CAMP ELLIS, MAINE: A SMALL BEACH COMMUNITY WITH A BIG PROBLEM/JETTY


KELLEY, Joseph, School of Earth & Climate Sciences, Climate Change Institute, University of Maine, Bryand Global Sciences, Orono, ME 04469-5790 and BROTHERS, Laura, Earth Sciences, University of Maine, Bryand Global Sciences, Orono, ME 04469-5790, jtkelley@maine.edu

In 1867 the US Army Corps of Engineers (COE) built a jetty on the north side of the mouth of the Saco River, ME to facilitate commercial navigation. A beach community, Camp Ellis, soon developed on new beach land created by the collapsed ebb-tidal delta, and gradually recreational and residential interests replaced industrial in the area. For more than a century, beach erosion claimed property at Camp Ellis, with several properties protected by ~3 m high seawalls collapsing in 2007. During the same time, a south jetty was built and extended to 1463 m and the north jetty extended to 2030 m to prevent sand from entering the estuary. Seven COE studies found no linkage between on-going beach erosion and episodic jetty growth until graduate student research in the 1990's demonstrated that the Saco River sourced local beaches and that the COE misjudged the direction of longshore sand movement. By the mid-1990's, after building a physical model at WES, the COE acknowledged the river as a source of beach sand, the direction of longshore transport, and the association between the jetty and erosion. This led to more than $5 million of modeling studies on local wave behavior. The COE now proposes to build a $26 million breakwater to save Camp Ellis. Continued university observational research hints at rates of river-sand introduction and suggests complex shoreface transport patterns not contemplated by COE models. It is possible that more expensive engineering will lead to more erosion to the north of the proposed breakwater. Also uncertain are the long-term fiscal costs associated with construction and maintenance of the breakwater and how potential negative consequences of such a structure would be addressed. All of these risks are to save buildings that are worth less than the cost of their protection. How did all this happen?
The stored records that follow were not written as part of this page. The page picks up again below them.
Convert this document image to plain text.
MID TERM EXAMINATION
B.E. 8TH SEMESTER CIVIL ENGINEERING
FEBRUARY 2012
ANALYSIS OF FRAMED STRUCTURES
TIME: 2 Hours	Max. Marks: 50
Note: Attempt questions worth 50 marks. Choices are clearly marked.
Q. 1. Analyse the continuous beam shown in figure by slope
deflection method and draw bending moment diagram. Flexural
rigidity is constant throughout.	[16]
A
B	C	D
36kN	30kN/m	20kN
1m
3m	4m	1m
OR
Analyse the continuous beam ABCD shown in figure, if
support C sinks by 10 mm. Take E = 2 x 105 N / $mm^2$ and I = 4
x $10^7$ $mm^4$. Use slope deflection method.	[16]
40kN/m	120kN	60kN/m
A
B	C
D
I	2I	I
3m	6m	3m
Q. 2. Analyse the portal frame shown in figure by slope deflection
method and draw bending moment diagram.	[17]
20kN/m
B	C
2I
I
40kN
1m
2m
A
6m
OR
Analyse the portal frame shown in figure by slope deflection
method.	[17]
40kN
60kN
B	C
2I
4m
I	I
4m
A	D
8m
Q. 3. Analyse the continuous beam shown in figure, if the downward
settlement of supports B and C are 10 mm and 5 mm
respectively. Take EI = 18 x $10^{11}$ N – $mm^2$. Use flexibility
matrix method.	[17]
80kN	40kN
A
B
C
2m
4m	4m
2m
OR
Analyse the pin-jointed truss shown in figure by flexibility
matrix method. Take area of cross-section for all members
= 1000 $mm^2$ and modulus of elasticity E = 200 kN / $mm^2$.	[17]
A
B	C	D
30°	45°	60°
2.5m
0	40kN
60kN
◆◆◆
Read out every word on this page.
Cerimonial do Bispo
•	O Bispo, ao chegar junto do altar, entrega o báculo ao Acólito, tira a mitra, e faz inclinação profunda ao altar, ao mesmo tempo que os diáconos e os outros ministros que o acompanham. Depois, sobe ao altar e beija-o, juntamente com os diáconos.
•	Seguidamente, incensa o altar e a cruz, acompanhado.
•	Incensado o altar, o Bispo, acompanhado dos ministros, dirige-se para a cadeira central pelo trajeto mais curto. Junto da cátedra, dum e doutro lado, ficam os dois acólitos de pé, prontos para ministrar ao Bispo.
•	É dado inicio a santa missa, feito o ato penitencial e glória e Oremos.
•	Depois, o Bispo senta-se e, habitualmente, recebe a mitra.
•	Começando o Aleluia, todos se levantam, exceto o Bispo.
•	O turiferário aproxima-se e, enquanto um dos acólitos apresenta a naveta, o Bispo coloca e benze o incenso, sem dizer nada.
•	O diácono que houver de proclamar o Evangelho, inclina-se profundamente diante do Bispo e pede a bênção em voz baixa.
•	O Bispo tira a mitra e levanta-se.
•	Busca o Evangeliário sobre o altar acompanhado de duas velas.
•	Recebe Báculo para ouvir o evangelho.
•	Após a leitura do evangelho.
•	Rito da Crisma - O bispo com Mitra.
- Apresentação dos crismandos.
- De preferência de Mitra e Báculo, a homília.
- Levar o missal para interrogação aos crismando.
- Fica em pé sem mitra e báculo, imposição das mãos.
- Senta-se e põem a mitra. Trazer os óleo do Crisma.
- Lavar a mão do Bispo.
Obvious errors abound: homeowners failed to recognize the temporary nature of “new” land in the early 1900's and later refused a buyout; the COE failed to recognize the source of sand and direction of longshore movement, relied exclusively on physical and numerical models in the absence of observations and built accordingly; government at all levels failed to promote a buyout of properties, and instead rebuilt and added new infrastructure (sewer line) despite growing erosion problem.